Marvelous Microcaps
Paysign, Inc. (PAYS)
INTRO:
At Perritt Capital Management, we take focused positions in companies where we have a high conviction in their success; companies that are out of the mainstream of small cap investing. To highlight our process, we are pleased to present the newest installment in our ongoing series “Marvelous Microcaps – Big Ideas on Small Companies.” This series profiles companies that we believe have a niche in their existing markets or are launching a product that could disrupt their marketplace.
THE COMPANY:
Paysign, Inc. (PAYS) provides prepaid card programs, comprehensive patient affordability offerings, digital banking services, and integrated payment processing service for businesses, consumers, and government institutions. It offers solutions for corporate rewards, prepaid gift cards, general purpose reloadable debit cards, employee incentives, consumer rebates, donor compensation, clinical trials, healthcare reimbursement payments and pharmaceutical payment assistance, and demand deposit accounts accessible with a debit card. The company also operates a customer service center; and offers a communication suite, including a kiosk, mobile app, two-way SMS, text alerts, and cardholder web portal. It markets its prepaid card solutions under the Paysign brand. The company serves companies and municipalities that require payment solutions for rewards, rebates, payment assistance, and other payments to their customers, employees, agents, and others. Paysign, Inc. was founded in 1995 and is headquartered in Henderson, Neveda.

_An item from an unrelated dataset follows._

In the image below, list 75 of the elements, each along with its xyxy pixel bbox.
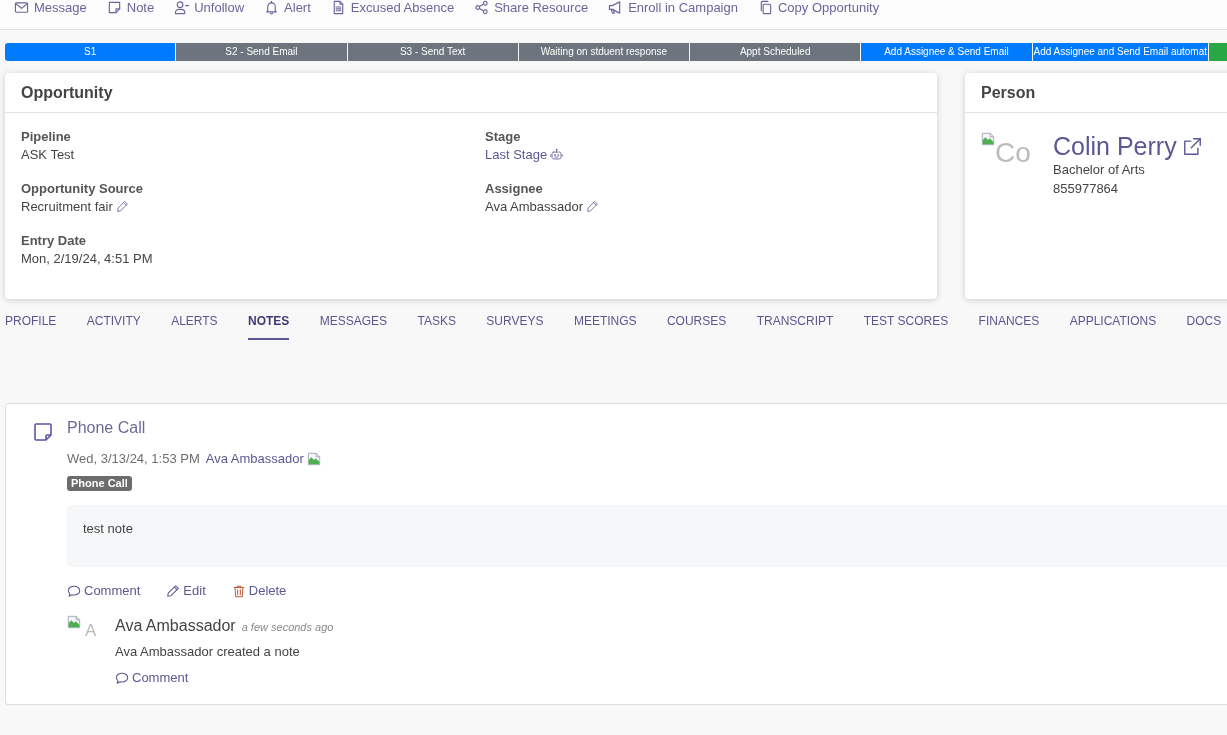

WHY WE OWN: THE PERRITT ADVANTAGE
We were initially attracted to Paysign, Inc. due to their market position within the plasma center marketplace, where they are a dominant player in the prepaid debit card market. Through their services, plasma centers can issue prepaid debit cards to their donors. This has been a consistent and reliable source of revenue for the company. They serve over 480 plasma donation centers as of the end of the most recent quarter. Since that time, they have signed up an additional 132 established plasma donation centers through an expansion of a relationship with a major plasma collection company. These recent customer acquisitions will bring in an incremental $9-10 million in revenue to the company per analyst estimates on top of the estimated $87 million in revenue they are projected to do in 2026 from their existing business. Their plasma line of business is their primary source of revenue, with plasma centers accounting for approximately 75% of their revenue in 2024.
More recently, the company has been making forays into the pharmaceutical benefits program space where they issue cards for programs that administer discounts and rebates to patients. This segment accounts for approximately 22% of their revenue and is the growth engine for the company. In 2024, they added thirty-three new programs and so far, have added at least 14 more in 2025. Revenues in this segment increased by 252% as of Q4 2024 due to the addition of new programs. The company projects that this segment will grow to 37% of revenue by the end of 2025. We are encouraged by the company’s growth in this segment as these are long lived programs with healthy margins.
We believe this is a classic source of stable revenue feeding the growth vehicle story with the plasma segment supporting growth in the pharmaceutical benefits business. While they have experienced lackluster growth from the plasma segment recently, it generates respectable cashflow and supports the growth in their new lines of business. The recent addition of new customers, as well as the acquisition of a company called Gamma Innovation, should bring growth back into the plasma segment. With growth returning to the plasma segment and continuing for the pharmaceutical benefits segment, we believe Paysign is positioned for a robust year of growth in 2026 and beyond.